她和成初被下人請到墨香苑時,里頭甚是冷清,就見萬俟尋和沈默已經恭恭敬敬地侯在一旁了。最上頭雅座上,一個青衫男子正拿著副墨寶在細細研究,見到成初白依二人,微微一笑招手讓兩人過去。
“初兒,你臨摹的唐伯虎這幅十美圖真是惟妙惟肖啊~”
成初聞言一愣,像是明白了什么,最后扯了嘴埋怨道:“我就說,怎么墨寶丟了不少,原來全被金姑姑偷來了。”
“嗯?偷?這倒像是你金姑姑的作風。難怪我覺得那上頭賣的不少字帖那么眼熟。
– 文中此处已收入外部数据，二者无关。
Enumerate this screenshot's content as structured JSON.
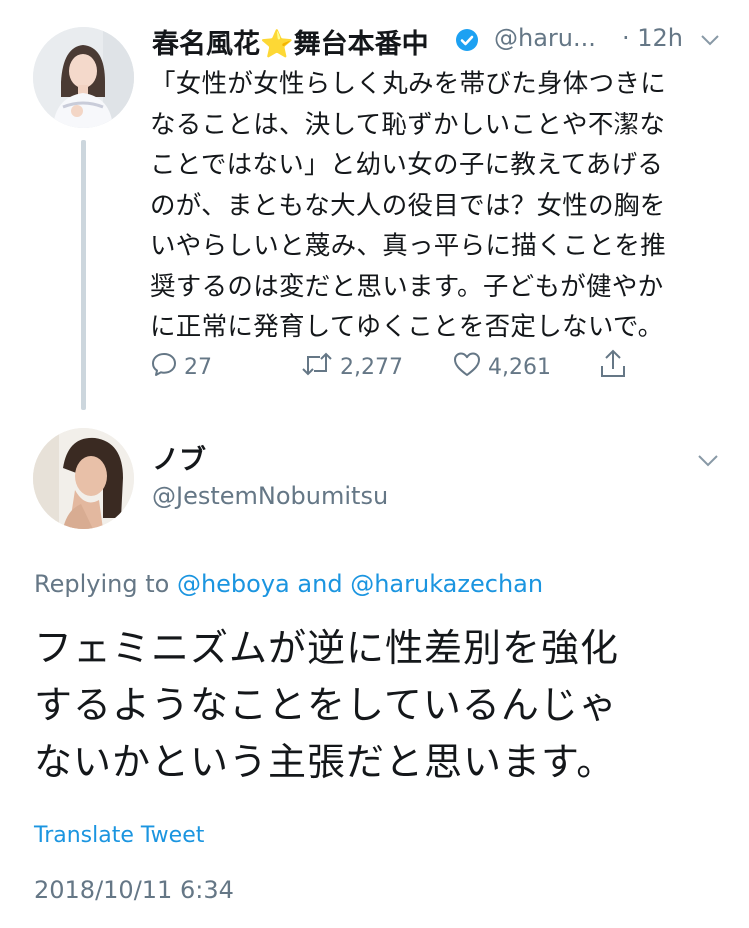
{
  "tweet1": {
    "display_name": "春名風花",
    "name_emoji": "⭐",
    "name_suffix": "舞台本番中",
    "handle": "@haru...",
    "time": "· 12h",
    "body_lines": [
      "「女性が女性らしく丸みを帯びた身体つきに",
      "なることは、決して恥ずかしいことや不潔な",
      "ことではない」と幼い女の子に教えてあげる",
      "のが、まともな大人の役目では？女性の胸を",
      "いやらしいと蔑み、真っ平らに描くことを推",
      "奨するのは変だと思います。子どもが健やか",
      "に正常に発育してゆくことを否定しないで。"
    ],
    "replies": "27",
    "retweets": "2,277",
    "likes": "4,261"
  },
  "tweet2": {
    "display_name": "ノブ",
    "handle": "@JestemNobumitsu",
    "replying_prefix": "Replying to",
    "replying_user1": "@heboya",
    "replying_and": "and",
    "replying_user2": "@harukazechan",
    "body_lines": [
      "フェミニズムが逆に性差別を強化",
      "するようなことをしているんじゃ",
      "ないかという主張だと思います。"
    ],
    "translate_label": "Translate Tweet",
    "timestamp": "2018/10/11 6:34"
  },
  "colors": {
    "accent": "#1b95e0",
    "secondary_text": "#657786",
    "thread_line": "#ccd6dd",
    "verified": "#1da1f2"
  }
}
”青衫男子笑著指了指不遠處旁邊一摞子地字帖,白依撇頭看去,眼角一抽,心里嘆道,這金姑姑還真是個妙人,也只有她敢這么在太歲身上動土。
字帖的上頭還掛著十分市儈的宣傳語:走過路過不要錯過,當今圣上親筆字帖,獨家銷售,售完為止,可提前預購!
白依這頭正看著那宣傳語,心里一陣無語,回過神來見青衫男子正笑吟吟地看著她。心中一驚,四年前她在他面前一直都是以女裝示人,如今女扮男裝改變身份,并未向他稟明,這可是大忌。白依這廂正想得愣神,手上感覺到被人輕輕握住的力道。她低頭,見成初默默地握了下她的手,然后松開,沖她笑了笑。他這是在暗示她,沒有關系?
果然就聽青衫男子說道:“白侄兒,我們也有四年未見了。真是越發俊朗了,你金姑姑天天念叨著你,今年就別回西域,在這過年罷。”
“這……”白依摸不準大人的意圖,不敢貿然答應。
“蕭姑父又不會吃了你,都是自家人,何必見外,這事就這么定了。”青衫男子看出白依的顧忌,故意將姑父二字重提。意思是,她的欺瞞,他都不在意,她是自家人,他不追究她的欺君之罪。是的,那個人不是別人,正是當日圣上,曜帝。
“是,蕭姑父。”白依點了點頭。
“至于江湖那件案子,既然你是萬俟尋提出需要的幫手,我也不阻攔你。你金姑姑擔心你的傷勢,讓我囑咐你,此事協助就好,切莫拼命。”青衫男子微微一笑,見白依點頭,這才轉頭對一旁的萬俟尋和沈默說道:“此案我已聽洛王爺提及過,原本我是交予初兒和萬俟尋,并未料到案情如此復雜兇險。初兒畢竟還是孩子,白侄兒腿腳又不便,此案還是要仰仗萬俟公子和沈大公子。”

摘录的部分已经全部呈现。